Applying satellite remote sensing, unmanned systems, and models for water quality analysis

Abstract

Transport of soils and sediment by runoff diminish the surface water quality of lakes/reservoirs and shrink reservoir capacity. Nutrients move with transported soil and sediment due to soil erosion by floods and high wind. Nutrients from land management practices such as farming, animal feeding operations, and wastewater treatment stimulate the growth of cyanobacteria in surface water bodies. Excessive nutrient loading or eutrophication with favorable hydrodynamics result in excessive growth of cyanobacteria called Harmful Algal Blooms (HABs). These cyanobacteria sometimes release microcystins which are toxic to humans when consumed. The biological decay of HABs cause ecological dead zones due to depletion of dissolved oxygen while reducing the utility of the reservoirs. From an ecosystem service provision and human health perspective, HABs represent a great water quality threat.Therefore monitoring and modeling the formation of HABs in surface water bodies is important. In freshwater reservoirs of Oklahoma and Kansas, HAB formations and occurrences have increased due to floods, agricultural practices, and rising earth temperatures due to global warming and climate change.

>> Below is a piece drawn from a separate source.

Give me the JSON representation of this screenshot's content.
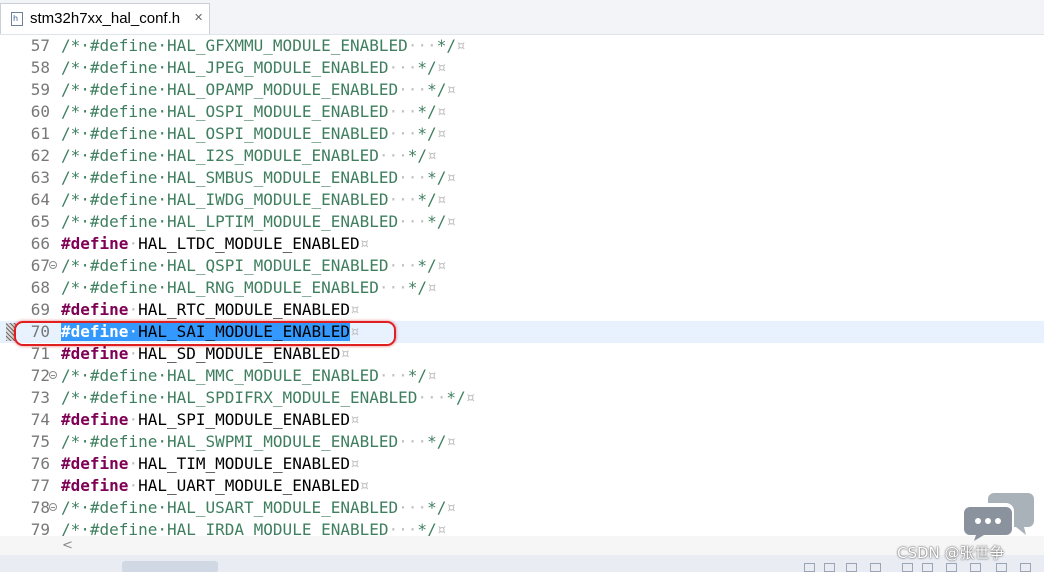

In Oklahoma, Grand Lake O' the Cherokees (Grand Lake) had experienced a severe HAB outbreak in 2011. In Kansas, Marion reservoir experiences HAB formation almost every year. These two reservoirs provide an opportunity to study and understand HAB formation, predict them and provide warning advisories. All the in-situ data collected using unmanned systems in the freshwater reservoirs have been used to develop water quality and watershed models to understand the relationship between sediment, nutrient loadings and HAB formations.